In its Evaluate a Job Offer Study, Fidelity found that millennials in searching for a new job valued improved quality of work life over financial benefits. In fact, millennials said they were willing to take an average pay cut of $7,600 for an improved quality of work life (such as career development, purposeful work, work/life balance, company culture).
“Clearly, many young professionals are thinking about more than money and are willing to sacrifice a portion of their salary in exchange for a career move that more closely aligns with their values or passions or improves their work/life balance,” said Kristen Robinson, senior vice president of women and young investors for Fidelity Investments.
Even once they receive an offer, 59 percent of millennials don’t negotiate. Of those who did negotiate salary (41 percent), 87 percent were successful in some way, according to the study.

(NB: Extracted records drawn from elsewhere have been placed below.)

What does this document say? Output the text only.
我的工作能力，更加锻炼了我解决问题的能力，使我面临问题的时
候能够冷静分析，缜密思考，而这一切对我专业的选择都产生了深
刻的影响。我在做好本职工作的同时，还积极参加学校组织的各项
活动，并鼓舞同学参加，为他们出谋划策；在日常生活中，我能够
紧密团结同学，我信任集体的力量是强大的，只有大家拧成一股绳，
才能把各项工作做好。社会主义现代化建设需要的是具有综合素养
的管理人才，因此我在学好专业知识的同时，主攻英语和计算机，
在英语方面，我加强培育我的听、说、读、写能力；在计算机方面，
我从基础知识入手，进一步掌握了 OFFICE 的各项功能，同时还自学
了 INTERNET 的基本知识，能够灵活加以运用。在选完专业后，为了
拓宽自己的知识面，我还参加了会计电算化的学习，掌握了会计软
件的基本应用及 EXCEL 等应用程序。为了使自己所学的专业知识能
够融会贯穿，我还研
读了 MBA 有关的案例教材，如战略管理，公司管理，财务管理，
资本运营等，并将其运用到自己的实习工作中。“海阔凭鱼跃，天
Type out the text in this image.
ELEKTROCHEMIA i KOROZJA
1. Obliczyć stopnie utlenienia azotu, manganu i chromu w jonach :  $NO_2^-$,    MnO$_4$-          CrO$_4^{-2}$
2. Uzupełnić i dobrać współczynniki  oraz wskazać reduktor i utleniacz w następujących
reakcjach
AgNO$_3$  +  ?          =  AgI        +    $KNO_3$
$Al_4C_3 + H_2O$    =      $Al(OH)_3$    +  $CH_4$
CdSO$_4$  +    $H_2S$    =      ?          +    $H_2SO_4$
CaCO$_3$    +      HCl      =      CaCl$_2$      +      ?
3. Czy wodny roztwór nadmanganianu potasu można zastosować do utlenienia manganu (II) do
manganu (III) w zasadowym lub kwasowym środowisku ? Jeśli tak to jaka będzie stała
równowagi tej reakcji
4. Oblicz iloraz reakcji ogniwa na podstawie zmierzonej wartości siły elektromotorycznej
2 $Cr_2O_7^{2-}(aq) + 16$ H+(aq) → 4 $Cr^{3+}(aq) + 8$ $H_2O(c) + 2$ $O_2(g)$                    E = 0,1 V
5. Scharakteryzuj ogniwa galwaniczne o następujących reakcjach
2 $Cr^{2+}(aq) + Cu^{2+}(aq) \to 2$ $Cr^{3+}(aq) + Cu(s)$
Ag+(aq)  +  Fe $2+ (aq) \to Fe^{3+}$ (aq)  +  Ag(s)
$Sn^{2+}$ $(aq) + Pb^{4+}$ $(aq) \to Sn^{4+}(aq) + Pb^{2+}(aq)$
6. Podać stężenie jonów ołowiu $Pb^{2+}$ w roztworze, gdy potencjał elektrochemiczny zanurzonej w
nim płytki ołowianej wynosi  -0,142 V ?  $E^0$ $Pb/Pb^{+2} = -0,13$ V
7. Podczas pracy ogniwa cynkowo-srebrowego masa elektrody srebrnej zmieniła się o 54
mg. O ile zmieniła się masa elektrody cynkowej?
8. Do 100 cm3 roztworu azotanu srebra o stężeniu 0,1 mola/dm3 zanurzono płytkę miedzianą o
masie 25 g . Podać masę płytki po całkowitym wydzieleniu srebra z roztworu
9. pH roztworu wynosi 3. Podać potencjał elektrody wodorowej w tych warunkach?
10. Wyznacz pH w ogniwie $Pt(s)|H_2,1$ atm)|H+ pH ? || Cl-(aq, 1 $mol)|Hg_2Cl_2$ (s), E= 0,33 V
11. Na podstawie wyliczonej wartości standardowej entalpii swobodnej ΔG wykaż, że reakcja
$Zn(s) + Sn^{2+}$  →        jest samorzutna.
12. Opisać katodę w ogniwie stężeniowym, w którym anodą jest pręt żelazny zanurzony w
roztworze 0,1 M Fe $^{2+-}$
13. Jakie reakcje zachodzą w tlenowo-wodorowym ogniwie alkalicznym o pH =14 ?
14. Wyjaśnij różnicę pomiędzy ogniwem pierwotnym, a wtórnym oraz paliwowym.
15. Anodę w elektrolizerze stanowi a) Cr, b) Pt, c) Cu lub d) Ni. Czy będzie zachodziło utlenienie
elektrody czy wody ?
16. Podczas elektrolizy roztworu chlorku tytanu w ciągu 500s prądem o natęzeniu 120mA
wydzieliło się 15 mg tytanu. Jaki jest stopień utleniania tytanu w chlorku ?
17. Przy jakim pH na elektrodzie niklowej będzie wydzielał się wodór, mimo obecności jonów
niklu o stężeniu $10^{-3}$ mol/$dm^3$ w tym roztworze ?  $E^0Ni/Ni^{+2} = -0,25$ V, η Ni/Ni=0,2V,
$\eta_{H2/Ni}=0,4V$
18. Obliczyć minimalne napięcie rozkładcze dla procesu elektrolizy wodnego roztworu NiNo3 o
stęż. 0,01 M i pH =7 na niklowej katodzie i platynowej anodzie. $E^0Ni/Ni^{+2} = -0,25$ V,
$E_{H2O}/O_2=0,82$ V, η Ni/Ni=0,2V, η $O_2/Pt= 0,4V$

And, when it comes to financial compensation overall, only 39 percent of millennials consider retirement benefits; 28 percent examine health and medical insurance; 27 percent analyze paid time off; and 4 percent look at stock options and profit sharing when deciding to accept a new job.
The 2016 Fidelity Investments Evaluate a Job Offer Study surveyed 1,500 people between the ages of 25 and 70 who work full-time and whose employer offers a defined contribution workplace retirement savings plan.